Теперь-то ему было ясно все. Он обманут! Мунис, любимая жена, ему лгала. Стало жарко, будто внутри вспыхнул огонь. Сел на скамейку и обхватил голову руками. Его трясло как в лихорадке. Долго сидел он неподвижно. Что делать? Ну что же ему делать?
Для начала он должен себя взять в руки, успокоиться. Вот так. Несколько глубоких вдохов — и придет успокоение.
Да, он должен успокоиться и все продумать. Жемчуг, серьги, перстень… Что еще обнаружится?
Вернувшись домой, он позвонил.
— Хафиз? Это я, Рахимджан.
— Здравствуй, дружище. Что не пришел?
— Ты мне очень нужен.
— Я весь внимание, говори.
— По телефону не могу. Можешь приехать ко мне?
— Вот только отпущу лаборантов. Могу тебя обрадовать. Коробочки на кустах, подкармливаемых нашим препаратом, открылись. Крупные, по шесть-семь граммов. Если и на опытном поле получим такие же результаты, считай, наша взяла!
— Превосходно. Я рад… Так ты приедешь?
— Минут через двадцать буду.
Рахим Саидов обыскал всю квартиру. Заглядывал во все углы и щели. Переворошил все в ящиках трюмо. Перебрал бумаги в письменном столе. Но ничего больше не нашел.
Появился Хафиз.
— Не вчерашний день ищешь? — пошутил он.
— Драгоценности.
— Ого! У тебя их столько, что не знаешь, где хранятся?
— Мунис мне оставила огромное наследство, — проговорил Рахим Саидов и горько усмехнулся.
— Ладно, шутки в сторону. Зачем ты звал меня?
— Для того и позвал, чтобы показать наследство.
Хафиз несколько мгновений недоуменно смотрел на друга.
— У тебя не бред?
— В детстве я слышал одну притчу, — начал Рахим, Он наполнил два фужера пивом, один придвинул Хафизу. — Жила старуха, бедная из бедных. Однажды явился к ней во сне пророк добра Хизр и молвил: «Ступай на базар, купи черную курицу. Да не вздумай торговаться!» Чуть свет побежала старуха на базар. Отыскала там черную курицу без единой светлой крапинки. Сколько за нее попросили, столько и отдала, возвратилась домой к себе с покупкой.
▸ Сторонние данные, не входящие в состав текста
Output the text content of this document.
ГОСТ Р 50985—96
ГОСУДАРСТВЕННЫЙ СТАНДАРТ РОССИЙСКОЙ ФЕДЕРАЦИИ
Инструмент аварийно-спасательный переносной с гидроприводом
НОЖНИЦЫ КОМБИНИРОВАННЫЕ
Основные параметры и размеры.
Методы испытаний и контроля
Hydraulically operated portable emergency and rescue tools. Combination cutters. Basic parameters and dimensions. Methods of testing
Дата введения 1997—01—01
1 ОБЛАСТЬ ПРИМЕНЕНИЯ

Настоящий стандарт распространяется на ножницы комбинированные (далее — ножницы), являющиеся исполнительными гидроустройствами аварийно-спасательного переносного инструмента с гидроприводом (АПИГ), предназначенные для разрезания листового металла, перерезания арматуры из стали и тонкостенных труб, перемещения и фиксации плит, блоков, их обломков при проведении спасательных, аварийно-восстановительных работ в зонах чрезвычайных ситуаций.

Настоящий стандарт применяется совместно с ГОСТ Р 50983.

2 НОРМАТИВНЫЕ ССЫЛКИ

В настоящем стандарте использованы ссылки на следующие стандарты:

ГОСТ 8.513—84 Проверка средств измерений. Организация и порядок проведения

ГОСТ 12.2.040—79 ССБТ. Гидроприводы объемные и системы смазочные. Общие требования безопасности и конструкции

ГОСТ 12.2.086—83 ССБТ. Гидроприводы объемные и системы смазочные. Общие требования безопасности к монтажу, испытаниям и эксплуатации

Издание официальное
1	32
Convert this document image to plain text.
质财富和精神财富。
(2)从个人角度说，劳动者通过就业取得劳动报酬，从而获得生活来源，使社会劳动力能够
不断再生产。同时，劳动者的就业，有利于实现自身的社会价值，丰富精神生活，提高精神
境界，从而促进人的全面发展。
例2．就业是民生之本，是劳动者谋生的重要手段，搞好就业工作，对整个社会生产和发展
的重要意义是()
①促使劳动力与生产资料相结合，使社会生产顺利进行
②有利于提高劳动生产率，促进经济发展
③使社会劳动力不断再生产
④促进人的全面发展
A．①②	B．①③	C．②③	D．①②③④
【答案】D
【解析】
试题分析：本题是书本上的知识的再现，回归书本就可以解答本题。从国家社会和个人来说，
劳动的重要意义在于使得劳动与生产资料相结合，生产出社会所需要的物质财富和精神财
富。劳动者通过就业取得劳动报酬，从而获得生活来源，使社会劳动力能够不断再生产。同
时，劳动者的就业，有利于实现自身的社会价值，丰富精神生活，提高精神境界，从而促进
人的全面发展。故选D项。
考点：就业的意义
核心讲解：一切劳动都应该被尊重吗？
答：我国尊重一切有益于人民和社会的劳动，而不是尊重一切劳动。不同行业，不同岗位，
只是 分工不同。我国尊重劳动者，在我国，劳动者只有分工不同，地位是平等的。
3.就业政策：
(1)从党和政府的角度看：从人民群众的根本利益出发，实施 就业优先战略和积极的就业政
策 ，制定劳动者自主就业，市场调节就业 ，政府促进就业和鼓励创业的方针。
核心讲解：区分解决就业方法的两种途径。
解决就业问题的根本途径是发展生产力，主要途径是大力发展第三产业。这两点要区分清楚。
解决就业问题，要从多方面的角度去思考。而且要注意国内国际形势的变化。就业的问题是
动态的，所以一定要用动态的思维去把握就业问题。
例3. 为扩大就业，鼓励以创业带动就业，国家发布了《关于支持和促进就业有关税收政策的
И начала та курица нестись. Что ни яичко, то драгоценное, золотое или алмазное. Здорово!
— Здорово-то здорово, а к чему ты мне это рассказываешь?
— Вот и мне попалась такая курица…
— Что ты все к аллегориям прибегаешь! — рассердился Хафиз. — Говори толком!
Рахим Саидов вынул из кармана жемчуг.
— Тысяча рублей!
— Ну и что? — проговорил Хафиз.
— Нашел у себя дома! Нашел, понимаешь?.. Это ее, Мунис! В милиции тоже… всякие там серьги, перстни!
— Ну и что же? — повторил Хафиз.
— Где она взяла их? На какие деньги купила?
Хафиз только теперь понял, куда клонит Рахим.
Рахим Саидов стукнул о край буфета кулаком.
— Съезжу в Коканд. Может, все это ей мать надарила? — с надеждой сказал он. — Я знаю, что эта старая лиса многое скрывает от своего мужа и дочь этому учила…
— Конечно, съезди. Может, так оно и есть, — обрадовался Хафиз. — Я провожу тебя. И знаешь, не надо думать плохо.
Хафиз обнял Рахима за плечи. Они вышли на улицу, Им подвернулось такси. Ехали молча, пока Рахим Саидов, повернувшись к Хафизу, не спросил в упор:
— Скажи честно, ты ничего не замечал?